Christopher Joseph Williams (born August 26, 1985) is a former American football guard. He played college football at Vanderbilt and was drafted by the Chicago Bears 14th overall in the 2008 NFL Draft. Williams also played for the St. Louis Rams and the Buffalo Bills.

College career
After graduating from Catholic High School (Baton Rouge, Louisiana), Williams attended Vanderbilt where he played in 36 games and started 33 games. In 2007, he was First-team All-Southeastern Conference after allowing just one sack in 12 games. As a junior, Williams was a Second-team All-SEC selection after starting all 12 games at left tackle and allowing a single quarterback sack. The prior season Williams played all twelve games, starting nine at left guard but also playing left tackle.

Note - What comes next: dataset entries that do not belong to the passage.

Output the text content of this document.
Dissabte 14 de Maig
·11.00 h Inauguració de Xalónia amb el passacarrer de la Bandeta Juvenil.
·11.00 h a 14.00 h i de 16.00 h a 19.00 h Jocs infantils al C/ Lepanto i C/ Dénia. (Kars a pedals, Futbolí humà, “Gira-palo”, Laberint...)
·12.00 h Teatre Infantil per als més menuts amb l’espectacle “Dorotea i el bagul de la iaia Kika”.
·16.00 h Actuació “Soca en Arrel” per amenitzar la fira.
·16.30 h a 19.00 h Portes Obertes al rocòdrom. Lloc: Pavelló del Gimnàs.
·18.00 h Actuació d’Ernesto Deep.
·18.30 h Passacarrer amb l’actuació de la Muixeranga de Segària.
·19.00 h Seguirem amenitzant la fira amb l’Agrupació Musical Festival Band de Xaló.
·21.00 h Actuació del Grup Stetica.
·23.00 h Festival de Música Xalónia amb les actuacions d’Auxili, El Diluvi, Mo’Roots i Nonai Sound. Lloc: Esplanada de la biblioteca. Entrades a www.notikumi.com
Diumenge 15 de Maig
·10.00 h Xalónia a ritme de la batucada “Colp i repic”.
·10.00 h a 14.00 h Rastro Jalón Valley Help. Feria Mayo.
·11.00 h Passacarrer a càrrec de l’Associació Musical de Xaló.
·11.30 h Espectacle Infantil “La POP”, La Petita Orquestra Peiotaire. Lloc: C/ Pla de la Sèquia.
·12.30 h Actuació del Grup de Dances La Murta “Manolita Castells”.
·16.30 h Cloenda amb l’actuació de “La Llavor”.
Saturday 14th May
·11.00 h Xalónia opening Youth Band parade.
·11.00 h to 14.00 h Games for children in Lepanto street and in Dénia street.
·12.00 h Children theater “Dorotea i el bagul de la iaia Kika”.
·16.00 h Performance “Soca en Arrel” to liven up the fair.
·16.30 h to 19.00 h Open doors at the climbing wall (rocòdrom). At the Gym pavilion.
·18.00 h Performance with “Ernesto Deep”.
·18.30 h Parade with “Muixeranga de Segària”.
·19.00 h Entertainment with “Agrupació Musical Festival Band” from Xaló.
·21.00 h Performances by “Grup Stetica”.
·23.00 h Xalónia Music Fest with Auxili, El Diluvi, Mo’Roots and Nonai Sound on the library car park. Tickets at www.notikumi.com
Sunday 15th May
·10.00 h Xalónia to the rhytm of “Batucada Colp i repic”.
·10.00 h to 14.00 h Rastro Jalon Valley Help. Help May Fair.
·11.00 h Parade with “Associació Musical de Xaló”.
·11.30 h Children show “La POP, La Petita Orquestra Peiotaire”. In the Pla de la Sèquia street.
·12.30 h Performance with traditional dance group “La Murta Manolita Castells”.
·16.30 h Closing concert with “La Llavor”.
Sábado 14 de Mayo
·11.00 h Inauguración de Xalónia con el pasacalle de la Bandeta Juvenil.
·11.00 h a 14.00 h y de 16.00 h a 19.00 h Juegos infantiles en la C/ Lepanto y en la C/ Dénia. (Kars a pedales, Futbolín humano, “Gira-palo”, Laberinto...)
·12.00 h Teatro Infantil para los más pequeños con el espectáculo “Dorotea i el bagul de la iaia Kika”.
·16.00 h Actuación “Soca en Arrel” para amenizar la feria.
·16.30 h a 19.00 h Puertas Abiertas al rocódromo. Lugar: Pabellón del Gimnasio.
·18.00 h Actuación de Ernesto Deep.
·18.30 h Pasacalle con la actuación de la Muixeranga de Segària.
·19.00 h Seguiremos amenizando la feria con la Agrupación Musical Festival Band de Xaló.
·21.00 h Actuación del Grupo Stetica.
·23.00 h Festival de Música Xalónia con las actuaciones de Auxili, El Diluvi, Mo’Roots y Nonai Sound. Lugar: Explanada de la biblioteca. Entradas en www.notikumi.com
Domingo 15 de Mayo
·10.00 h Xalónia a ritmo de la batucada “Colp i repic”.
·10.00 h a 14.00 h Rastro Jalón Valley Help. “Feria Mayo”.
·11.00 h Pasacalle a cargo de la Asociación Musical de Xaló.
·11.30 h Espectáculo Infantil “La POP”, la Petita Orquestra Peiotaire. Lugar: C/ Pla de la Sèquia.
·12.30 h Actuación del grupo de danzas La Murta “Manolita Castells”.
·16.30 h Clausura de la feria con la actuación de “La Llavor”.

Williams was redshirted as a true freshman and did not see action the following season either.

Professional career

Chicago Bears
Williams was drafted by the Bears 14th overall in the 2008 NFL Draft. On July 23, 2008, it was announced that he had signed a five-year contract with the Bears. Williams missed the camp's first weekend after sustaining a minor back injury. He was later diagnosed with separate injury, a herniated disc, which required minor surgery to repair.

Williams started taking part in conditioning and work-out drills in September.  On  November 2, 2008, he  made his professional debut on the special teams in a win against the Detroit Lions. Williams was a starter in 2009, and played at right tackle to accommodate Orlando Pace, whom the team acquired via free agency on April 2, 2009. Smith eventually moved Williams back to left tackle after Pace was faced with inconsistent play and injuries. His first major test was to protect Jay Cutler's blindside against the highly touted Baltimore Ravens defense. The following week, he was paired against Jared Allen of the Minnesota Vikings, one of the League's top defensive lineman and pass rushers. Williams' prevented Allen from sacking Cutler, as the Bears beat the Vikings, 36–30.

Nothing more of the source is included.